Senin, 08 Agustus 2011

Mafia Pengemis Harus Dipidanakan

Yogyakarta - Mafia pengemis dengan cara mempekerjakan anak-anak usai bawah umur untuk mengemis di jalan-jalan sudah sangat meresahkan. Menteri Sosial, Salim Segaf Al-Jufri setuju dan mendukung penuh upaya mempidanakan pengemis yang membawa anak kecil agar ada perasaan iba dan kasihan .

"Kalau ada pengemis begitu, memang harus dipidanakan," kata Salim menjawab pertanyaan wartawan seusai acara penyerahan jatah Jaminan Hidup (jadup) bagi warga korban Merapi di rumah dinas Bupati Sleman di Beran, Sleman, Senin (8/8/2011).

Menurut dia, para pengemis di jalan-jalan yang membawa anak kecil itu ternyata tidak melakukan sendiri saat beroperasi. Namun dibelakangnya adalah mafia, atau orang yang jadi backing.

Dia mengatakan hukuman pidana itu bukan diperuntukkan bagi anak-anak. Namun diberikan kepada orang-orang yang membawa atau mempekerjakan anak-anak tersebut. Untuk mencegahnya, pihaknya sudah membuat edaran kepada seluruh Gubernur di Indonesia ini agar jangan merazia anak-anak kecil di jalanan.

"Orang tuanya yang ditindak, sedang anak-anak harus dengan pendekatan persuasif," katanya.
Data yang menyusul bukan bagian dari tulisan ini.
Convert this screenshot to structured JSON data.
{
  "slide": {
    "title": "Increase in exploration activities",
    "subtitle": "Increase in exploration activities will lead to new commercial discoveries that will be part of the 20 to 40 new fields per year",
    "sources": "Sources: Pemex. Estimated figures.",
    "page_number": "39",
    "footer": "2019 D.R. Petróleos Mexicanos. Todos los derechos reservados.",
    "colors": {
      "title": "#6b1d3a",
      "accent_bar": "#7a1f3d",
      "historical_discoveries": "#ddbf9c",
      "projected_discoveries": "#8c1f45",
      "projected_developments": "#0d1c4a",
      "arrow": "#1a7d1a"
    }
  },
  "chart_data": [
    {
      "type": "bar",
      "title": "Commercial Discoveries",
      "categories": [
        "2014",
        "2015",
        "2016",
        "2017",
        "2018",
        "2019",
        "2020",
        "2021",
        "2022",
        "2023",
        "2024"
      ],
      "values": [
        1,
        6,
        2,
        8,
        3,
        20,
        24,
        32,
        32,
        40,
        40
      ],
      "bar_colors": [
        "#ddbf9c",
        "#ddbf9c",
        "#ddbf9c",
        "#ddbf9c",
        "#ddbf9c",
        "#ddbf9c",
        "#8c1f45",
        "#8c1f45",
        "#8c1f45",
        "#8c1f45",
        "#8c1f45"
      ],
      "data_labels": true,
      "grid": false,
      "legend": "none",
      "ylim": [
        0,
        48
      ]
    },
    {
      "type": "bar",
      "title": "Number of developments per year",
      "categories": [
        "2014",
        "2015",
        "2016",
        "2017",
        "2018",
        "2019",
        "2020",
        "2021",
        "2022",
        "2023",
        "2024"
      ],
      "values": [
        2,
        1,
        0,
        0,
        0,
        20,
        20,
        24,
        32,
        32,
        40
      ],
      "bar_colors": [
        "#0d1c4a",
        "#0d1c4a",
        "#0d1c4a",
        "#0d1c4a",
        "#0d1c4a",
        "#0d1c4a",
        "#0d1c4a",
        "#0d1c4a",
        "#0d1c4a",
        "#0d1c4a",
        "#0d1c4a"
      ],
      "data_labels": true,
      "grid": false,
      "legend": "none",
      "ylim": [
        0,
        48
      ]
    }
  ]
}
Menurut dia, anak-anak yang terpaksa turun di jalanan juga memiliki faktor yang beragam. Oleh karena itu butuh pendekatan yang berbeda untuk mengentaskan mereka.

"Kalau merazia anak di jalanan itu melanggar hak asasi anak. Kami sedang merumuskan strategi dan pendekatan yang lain untuk pengentasan anak dari jalanan. Kami berharap pada tahun 2014 mendatang sudah tidak ada lagi anak-anak yang meminta-minta di jalanan," pungkas dia.